Audiophile modified Mac mini
The Mini is an i5,with16G RAM, and is fitted with an Uptone Audio MMK fan controller. It includes a 128Gb SDXC card (see below).
Most computers have serious problems when operating as music servers. The main one is electrical noise from the standard SMPS power supply, and this is eliminated here by using an external Linear Power Supply (LPS). A secondary source of noise is the pulse control of the cooling fan speed, and this is eliminated by the MMK. This noise does not directly affect the sound frequencies- the signal delivery is still “bit-perfect”, but the damage is to the timing of the bits, which means that the sound stage loses ‘focus’; you can’t tell which instrument is playing where, but by removing this noise the focus comes back.
For minimum RF interference, on this Mini the WiFi and Bluetooth boards have been removed, which means that for operation via screen sharing, which is the way I have been using it, a WiFi bridge is needed; an Airport Express is included in the sale for this.
With the addition of a suitable Linear Power Supply (LPS), this becomes a high quality digital source/streamer, particularly when using the trick discovered by Alex Crespi of Uptone Audio. In this, the OS runs on an SDHC/SDXC card, and the music is pulled from a RAMdisk: see description at:
https://audiophilestyle.com/forums/...sicians-walking-out-of-your-speakers/page/30/
This thread has lots of comments from other enthusiastic users.

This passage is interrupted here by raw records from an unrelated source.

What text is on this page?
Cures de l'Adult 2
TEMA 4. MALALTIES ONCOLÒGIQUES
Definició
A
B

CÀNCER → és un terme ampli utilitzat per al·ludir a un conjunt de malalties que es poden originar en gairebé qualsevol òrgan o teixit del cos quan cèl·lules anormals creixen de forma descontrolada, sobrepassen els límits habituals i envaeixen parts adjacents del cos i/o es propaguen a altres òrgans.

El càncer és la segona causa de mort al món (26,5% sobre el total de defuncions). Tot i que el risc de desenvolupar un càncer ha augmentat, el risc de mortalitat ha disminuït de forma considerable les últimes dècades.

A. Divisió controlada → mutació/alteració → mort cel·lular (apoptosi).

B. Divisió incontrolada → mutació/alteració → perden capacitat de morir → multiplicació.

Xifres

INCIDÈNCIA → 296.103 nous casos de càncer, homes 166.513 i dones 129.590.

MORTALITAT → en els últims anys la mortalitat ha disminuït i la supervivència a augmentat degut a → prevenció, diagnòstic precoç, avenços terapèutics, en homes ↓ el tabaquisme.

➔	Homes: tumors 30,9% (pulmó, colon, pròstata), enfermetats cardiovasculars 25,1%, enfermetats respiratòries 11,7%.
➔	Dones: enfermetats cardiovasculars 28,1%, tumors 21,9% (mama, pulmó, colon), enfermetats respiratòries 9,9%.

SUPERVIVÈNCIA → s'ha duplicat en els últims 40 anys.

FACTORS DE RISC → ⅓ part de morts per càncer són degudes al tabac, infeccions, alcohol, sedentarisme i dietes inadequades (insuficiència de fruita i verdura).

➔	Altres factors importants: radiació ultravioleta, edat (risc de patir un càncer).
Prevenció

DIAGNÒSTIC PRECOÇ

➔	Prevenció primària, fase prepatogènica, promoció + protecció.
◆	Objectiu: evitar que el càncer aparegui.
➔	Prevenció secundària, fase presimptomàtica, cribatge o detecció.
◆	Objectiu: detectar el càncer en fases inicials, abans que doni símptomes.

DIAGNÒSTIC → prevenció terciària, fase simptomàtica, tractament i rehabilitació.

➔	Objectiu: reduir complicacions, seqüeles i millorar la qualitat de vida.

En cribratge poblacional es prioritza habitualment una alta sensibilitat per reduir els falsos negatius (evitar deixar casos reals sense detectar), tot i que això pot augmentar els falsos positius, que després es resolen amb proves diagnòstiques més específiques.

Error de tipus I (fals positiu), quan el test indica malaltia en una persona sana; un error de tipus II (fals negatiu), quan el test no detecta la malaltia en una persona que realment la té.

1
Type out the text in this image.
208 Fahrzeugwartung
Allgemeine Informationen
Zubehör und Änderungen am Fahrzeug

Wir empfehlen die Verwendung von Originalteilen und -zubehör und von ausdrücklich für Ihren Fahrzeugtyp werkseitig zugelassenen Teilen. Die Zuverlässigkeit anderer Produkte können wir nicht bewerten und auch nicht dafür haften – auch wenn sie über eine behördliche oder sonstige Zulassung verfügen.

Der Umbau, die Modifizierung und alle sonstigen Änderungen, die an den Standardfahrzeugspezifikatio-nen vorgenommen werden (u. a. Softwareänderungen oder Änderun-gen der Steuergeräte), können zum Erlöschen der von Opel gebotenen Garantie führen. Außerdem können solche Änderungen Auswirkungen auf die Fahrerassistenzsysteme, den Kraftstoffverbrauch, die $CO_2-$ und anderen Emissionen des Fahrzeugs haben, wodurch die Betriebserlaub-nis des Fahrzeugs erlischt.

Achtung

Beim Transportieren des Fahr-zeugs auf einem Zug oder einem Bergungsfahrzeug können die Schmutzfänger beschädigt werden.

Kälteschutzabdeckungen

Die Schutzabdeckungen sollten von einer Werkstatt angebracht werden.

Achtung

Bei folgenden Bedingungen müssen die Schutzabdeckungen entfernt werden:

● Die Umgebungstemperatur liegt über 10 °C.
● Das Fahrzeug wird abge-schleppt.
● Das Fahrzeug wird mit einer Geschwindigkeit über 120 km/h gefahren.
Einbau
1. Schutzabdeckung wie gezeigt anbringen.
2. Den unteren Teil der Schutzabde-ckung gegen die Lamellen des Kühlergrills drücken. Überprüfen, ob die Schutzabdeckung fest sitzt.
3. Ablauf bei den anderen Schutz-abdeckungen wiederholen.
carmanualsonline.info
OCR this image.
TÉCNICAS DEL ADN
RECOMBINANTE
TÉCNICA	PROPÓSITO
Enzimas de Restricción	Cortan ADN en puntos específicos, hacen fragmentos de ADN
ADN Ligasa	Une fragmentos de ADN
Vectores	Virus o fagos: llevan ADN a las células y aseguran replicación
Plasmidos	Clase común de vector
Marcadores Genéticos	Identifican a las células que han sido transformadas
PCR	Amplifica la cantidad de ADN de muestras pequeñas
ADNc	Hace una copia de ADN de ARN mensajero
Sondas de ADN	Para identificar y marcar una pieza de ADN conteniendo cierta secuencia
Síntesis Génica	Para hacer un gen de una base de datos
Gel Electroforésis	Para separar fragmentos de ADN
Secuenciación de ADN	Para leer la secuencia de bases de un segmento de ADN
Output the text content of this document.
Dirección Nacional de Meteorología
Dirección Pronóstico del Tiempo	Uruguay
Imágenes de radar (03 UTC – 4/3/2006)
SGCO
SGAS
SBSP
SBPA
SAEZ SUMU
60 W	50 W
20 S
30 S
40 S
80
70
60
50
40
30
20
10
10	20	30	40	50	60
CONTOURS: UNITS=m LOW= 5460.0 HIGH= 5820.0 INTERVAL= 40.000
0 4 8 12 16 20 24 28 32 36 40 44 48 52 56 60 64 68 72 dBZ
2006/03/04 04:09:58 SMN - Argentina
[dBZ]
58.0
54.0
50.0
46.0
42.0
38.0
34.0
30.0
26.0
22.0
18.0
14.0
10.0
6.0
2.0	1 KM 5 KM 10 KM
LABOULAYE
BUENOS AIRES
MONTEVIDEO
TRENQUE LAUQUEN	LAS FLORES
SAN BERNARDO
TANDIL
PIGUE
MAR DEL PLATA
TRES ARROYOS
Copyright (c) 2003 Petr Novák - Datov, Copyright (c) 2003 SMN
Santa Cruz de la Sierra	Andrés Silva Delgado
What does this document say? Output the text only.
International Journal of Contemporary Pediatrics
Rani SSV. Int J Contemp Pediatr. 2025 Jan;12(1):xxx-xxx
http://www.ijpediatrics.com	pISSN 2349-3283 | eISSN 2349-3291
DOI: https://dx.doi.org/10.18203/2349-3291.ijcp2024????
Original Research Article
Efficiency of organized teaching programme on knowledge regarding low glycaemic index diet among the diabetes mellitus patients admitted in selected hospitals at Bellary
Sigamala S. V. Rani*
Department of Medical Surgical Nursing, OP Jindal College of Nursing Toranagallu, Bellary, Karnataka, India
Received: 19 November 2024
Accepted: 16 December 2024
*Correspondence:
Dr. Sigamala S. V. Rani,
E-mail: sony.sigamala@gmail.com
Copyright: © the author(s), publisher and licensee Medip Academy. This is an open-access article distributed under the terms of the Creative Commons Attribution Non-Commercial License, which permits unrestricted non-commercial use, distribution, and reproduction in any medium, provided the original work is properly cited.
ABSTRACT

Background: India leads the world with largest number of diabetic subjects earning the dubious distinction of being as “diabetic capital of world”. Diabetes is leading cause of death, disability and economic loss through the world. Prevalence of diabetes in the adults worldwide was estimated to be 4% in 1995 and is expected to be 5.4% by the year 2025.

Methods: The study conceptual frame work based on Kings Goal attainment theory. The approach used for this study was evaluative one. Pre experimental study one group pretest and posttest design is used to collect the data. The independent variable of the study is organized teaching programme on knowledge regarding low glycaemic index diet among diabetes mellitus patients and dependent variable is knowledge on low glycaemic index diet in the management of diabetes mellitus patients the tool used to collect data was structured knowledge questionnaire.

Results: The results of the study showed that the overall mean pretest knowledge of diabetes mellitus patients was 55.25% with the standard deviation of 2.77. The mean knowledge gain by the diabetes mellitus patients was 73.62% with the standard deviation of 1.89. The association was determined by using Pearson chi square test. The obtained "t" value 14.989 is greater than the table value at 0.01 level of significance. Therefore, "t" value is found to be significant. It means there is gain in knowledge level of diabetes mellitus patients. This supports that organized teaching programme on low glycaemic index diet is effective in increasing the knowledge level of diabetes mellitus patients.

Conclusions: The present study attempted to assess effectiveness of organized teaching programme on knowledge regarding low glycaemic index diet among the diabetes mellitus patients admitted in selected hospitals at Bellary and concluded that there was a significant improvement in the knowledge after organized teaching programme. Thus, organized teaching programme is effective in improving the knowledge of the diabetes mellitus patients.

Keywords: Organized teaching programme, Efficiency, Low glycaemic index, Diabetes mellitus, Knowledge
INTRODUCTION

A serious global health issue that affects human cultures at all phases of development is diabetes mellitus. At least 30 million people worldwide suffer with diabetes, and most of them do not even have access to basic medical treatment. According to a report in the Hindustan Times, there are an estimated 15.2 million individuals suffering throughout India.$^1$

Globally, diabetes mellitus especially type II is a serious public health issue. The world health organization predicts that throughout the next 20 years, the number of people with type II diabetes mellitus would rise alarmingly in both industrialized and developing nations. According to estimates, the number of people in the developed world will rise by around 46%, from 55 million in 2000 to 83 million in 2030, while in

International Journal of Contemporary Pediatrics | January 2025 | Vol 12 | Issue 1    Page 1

The Uptone Audio JS2, for which the MMK is designed, would be the ideal LPS, but the UK agent for Uptone also has a range of less expensive LPS:
https://www.vortexbox.co.uk/shop?store-page=UpTone-c110853711
The Mini is currently running on OS El Capitan, instead of Mavericks. It could easily be upgraded as far as Catalina, but Alex Crespi warns that upgrades can degrade audio quality. El Capitan was installed to use Audirvana 3.5 in conjunction with the RAMdisk. This brought the system to the best I have heard from it, so the new Audirvana Origin might be even better.
In this Mini, a small SSD (60Gb) has replaced the original HDD- this size is perfectly adequate for running Audirvana 3.5, but in practice I always ran music from the SDXC. The main purpose of the SSD now is to act as a backup in case the SDXC should get damaged.
There have been reports that SDXC/HC operation can be slow, but this combination boots in about 40 seconds.
I have been very happy with this system, and I am only putting it up for sale because I now have a similarly modified 2014 Mini.
The MMK alone costs £ 142.50 new: installation instructions are provided in case you want to move it to a different Mini.